4 min to read
PE File Format
Malware Basics
What is PE ?
Most of malware comes in the form of PE format, PE stands for Portable Executable which means that windows can run and execute the code inside it directly such as exe, dll, sys, fon, drv files
PE Structure
PE file consists of 2 parts:
The first part is Headers such as DOS Header, PE Header, Optional Header, Data Directories, Sections Table.

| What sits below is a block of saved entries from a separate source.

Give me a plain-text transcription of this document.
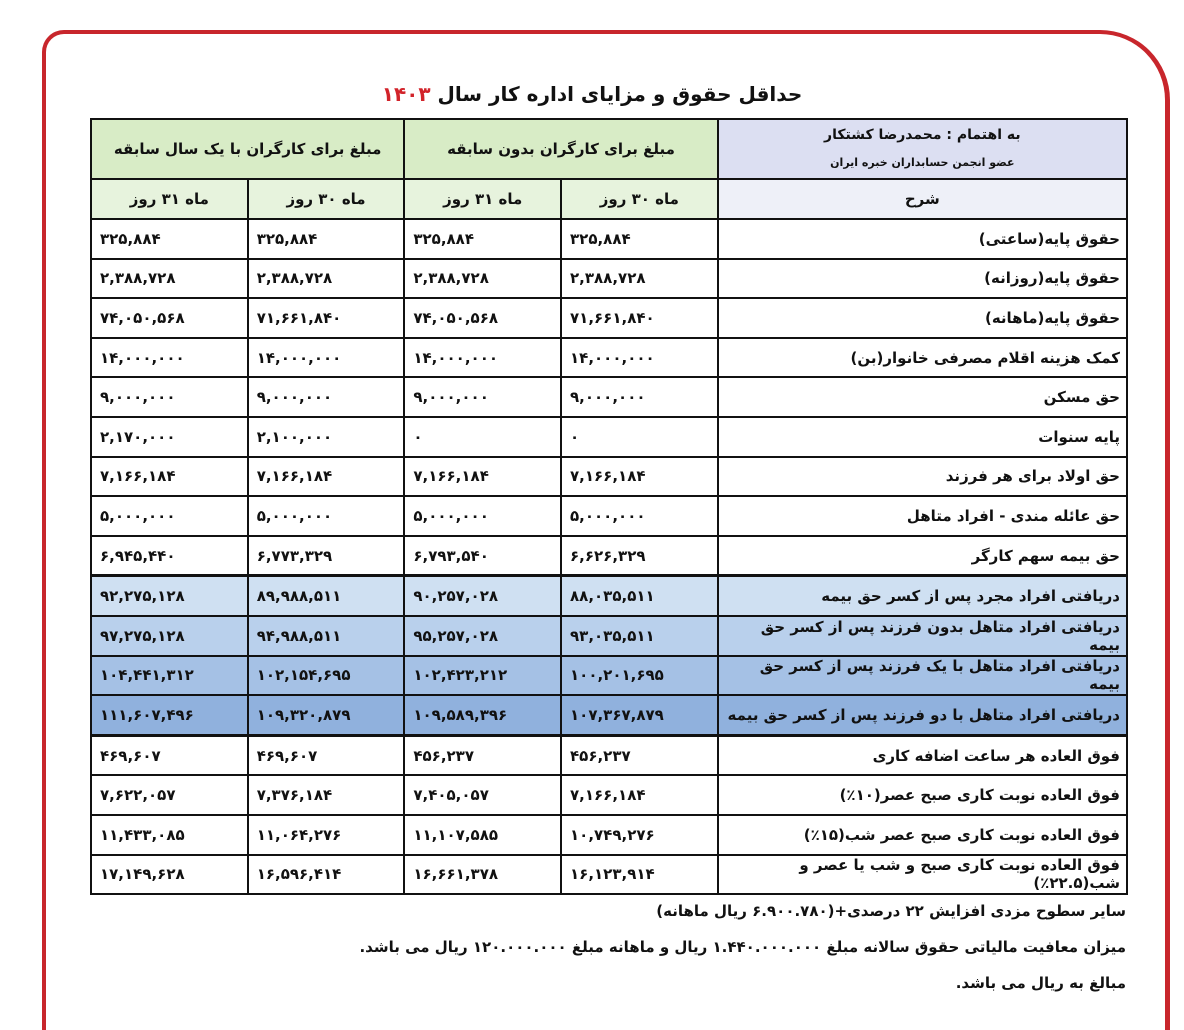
حداقل حقوق و مزایای اداره کار سال ۱۴۰۳
به اهتمام : محمدرضا کشتکار
عضو انجمن حسابداران خبره ایران	مبلغ برای کارگران بدون سابقه		مبلغ برای کارگران با یک سال سابقه	
شرح	ماه ۳۰ روز	ماه ۳۱ روز	ماه ۳۰ روز	ماه ۳۱ روز
حقوق پایه(ساعتی)	۳۲۵,۸۸۴	۳۲۵,۸۸۴	۳۲۵,۸۸۴	۳۲۵,۸۸۴
حقوق پایه(روزانه)	۲,۳۸۸,۷۲۸	۲,۳۸۸,۷۲۸	۲,۳۸۸,۷۲۸	۲,۳۸۸,۷۲۸
حقوق پایه(ماهانه)	۷۱,۶۶۱,۸۴۰	۷۴,۰۵۰,۵۶۸	۷۱,۶۶۱,۸۴۰	۷۴,۰۵۰,۵۶۸
کمک هزینه اقلام مصرفی خانوار(بن)	۱۴,۰۰۰,۰۰۰	۱۴,۰۰۰,۰۰۰	۱۴,۰۰۰,۰۰۰	۱۴,۰۰۰,۰۰۰
حق مسکن	۹,۰۰۰,۰۰۰	۹,۰۰۰,۰۰۰	۹,۰۰۰,۰۰۰	۹,۰۰۰,۰۰۰
پایه سنوات	۰	۰	۲,۱۰۰,۰۰۰	۲,۱۷۰,۰۰۰
حق اولاد برای هر فرزند	۷,۱۶۶,۱۸۴	۷,۱۶۶,۱۸۴	۷,۱۶۶,۱۸۴	۷,۱۶۶,۱۸۴
حق عائله مندی - افراد متاهل	۵,۰۰۰,۰۰۰	۵,۰۰۰,۰۰۰	۵,۰۰۰,۰۰۰	۵,۰۰۰,۰۰۰
حق بیمه سهم کارگر	۶,۶۲۶,۳۲۹	۶,۷۹۳,۵۴۰	۶,۷۷۳,۳۲۹	۶,۹۴۵,۴۴۰
دریافتی افراد مجرد پس از کسر حق بیمه	۸۸,۰۳۵,۵۱۱	۹۰,۲۵۷,۰۲۸	۸۹,۹۸۸,۵۱۱	۹۲,۲۷۵,۱۲۸
دریافتی افراد متاهل بدون فرزند پس از کسر حق بیمه	۹۳,۰۳۵,۵۱۱	۹۵,۲۵۷,۰۲۸	۹۴,۹۸۸,۵۱۱	۹۷,۲۷۵,۱۲۸
دریافتی افراد متاهل با یک فرزند پس از کسر حق بیمه	۱۰۰,۲۰۱,۶۹۵	۱۰۲,۴۲۳,۲۱۲	۱۰۲,۱۵۴,۶۹۵	۱۰۴,۴۴۱,۳۱۲
دریافتی افراد متاهل با دو فرزند پس از کسر حق بیمه	۱۰۷,۳۶۷,۸۷۹	۱۰۹,۵۸۹,۳۹۶	۱۰۹,۳۲۰,۸۷۹	۱۱۱,۶۰۷,۴۹۶
فوق العاده هر ساعت اضافه کاری	۴۵۶,۲۳۷	۴۵۶,۲۳۷	۴۶۹,۶۰۷	۴۶۹,۶۰۷
فوق العاده نوبت کاری صبح عصر(۱۰٪)	۷,۱۶۶,۱۸۴	۷,۴۰۵,۰۵۷	۷,۳۷۶,۱۸۴	۷,۶۲۲,۰۵۷
فوق العاده نوبت کاری صبح عصر شب(۱۵٪)	۱۰,۷۴۹,۲۷۶	۱۱,۱۰۷,۵۸۵	۱۱,۰۶۴,۲۷۶	۱۱,۴۳۳,۰۸۵
فوق العاده نوبت کاری صبح و شب یا عصر و شب(۲۲.۵٪)	۱۶,۱۲۳,۹۱۴	۱۶,۶۶۱,۳۷۸	۱۶,۵۹۶,۴۱۴	۱۷,۱۴۹,۶۲۸
سایر سطوح مزدی افزایش ۲۲ درصدی+(۶.۹۰۰.۷۸۰ ریال ماهانه)
میزان معافیت مالیاتی حقوق سالانه مبلغ ۱.۴۴۰.۰۰۰.۰۰۰ ریال و ماهانه مبلغ ۱۲۰.۰۰۰.۰۰۰ ریال می باشد.
مبالغ به ریال می باشد.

The second part is PE Sections such as Code, Imports, Data of the file
1. Headers
DOS MZ Header
It is located at the beginning of any PE File and it is 64 bytes long.
The first 2 bytes are MZ
and you can see them if you open any PE File in any Hex Editor.
DOS Stub
Appears after the DOS header, and there is nothing to say except that it tells you; This program cannot be run in DOS mode....
etc
PE Header
It has a start signature, which is the first 4 bytes starts with 2 bytes which are PE
and their Hex is 50 45
, then the last 2 bytes are 00
and 00
File Header
It is the first 20 bytes that come after the first 4bytes, and it contains information about Number of Sections in the file, TimeDate Stamp, and Characteristic that defines whether this file is exe or dll and whether it is 32 or 64 bits..etc.
Optional Header
It comes after that, and It is not optional because It is the most important header that contains many important information such as Address of Entry Point (which starts the execution of the code), Image Base which helps us in the dynamic analysis, and Size of Image which is the size of the malware when running in the memory.
Note:
We do not need to count the number of bytes and extract information from them, because we can use automated tools such as CFF-Explorer and PEstudio to analyze the PE headers and extract information from them, these information such as:
Entry Point, Image Base, Raw Size & Virtual Size, Characteristic Sections, Import Table, ASLR...
etc
Data Directory
This refers to important things such as Import & Export Table which contains the functions and libraries that malware uses to encrypt or delete files or connect to external websites or download/upload files.. etc
Note: Since these libraries are for Windows such as dll files, the code that Malware will use will be inside the dll files not inside the malware itself, so it can show you that is not malicious !
DLL stands for Dynamic Link Library which is a library with a fixed name and contains fixed functions such as: User32.dll - WSock32.dll - Wininet.dll - Advapi32.dll - Kernel32.dll
Each of them contains a set of common functions that can be used by malware.
Kernel32.dll contains functions such as: CreateDirectoryW - CreateFileW - ReadFile - WriteFile
Advapi32.dll contains: RegCloseKey - RegDeleteValueW - RegOpenKeyEx
User32.dll contains: LoadIconW - LoadMenueW - MessageBoxW - SetClipboardData
And so on.
The exported functions are opposite of the imported functions so when We see a DLL file, We will find exported functions not imported one because another program uses them.
On the other hand, when We see an executable file we will find imported functions because the program will import them from another dlls
Note: This doesn’t prevent that dlls contain both import & export together because the code may need functions from other place, so it must import them. and because there are functions that are used by other programs, you must export them.
Why PE Headers are important?
It helps us in the Static Analysis stage because we know from them the names of the functions that the malware imports from Windows, so that if a function is used, it encrypts or deletes files, or communicates with websites on the Internet.. Thus, we know the capabilities of the malware and determine its type as well.
Section
Sections contain the code that will be executed and the data of the program.
- .text contains the executable code to be executed
- .data contains the global data used by the program
- .rdata contains the read-only data, and this differs from .data in that it is readable only, so it cannot be modified.
- .rsrc contains the resources needed by the program such as icons, menus, dialogs, version & font information. This section may contain any random data, and therefore the malware can hide data inside it that will be used in its malicious action, so it is important that we see its contents, and this can be done by using Resource Hacker and CFF Explorer tools to see the resources and contents.
Of course, there are other sections like .idata, .edata, .pdata, and .reloc
Why Sections are important?
It helps us in the dynamic analysis stage when we run the malware and see the data inside it. and it helps in static analysis to get the hidden resources or hidden data from inside.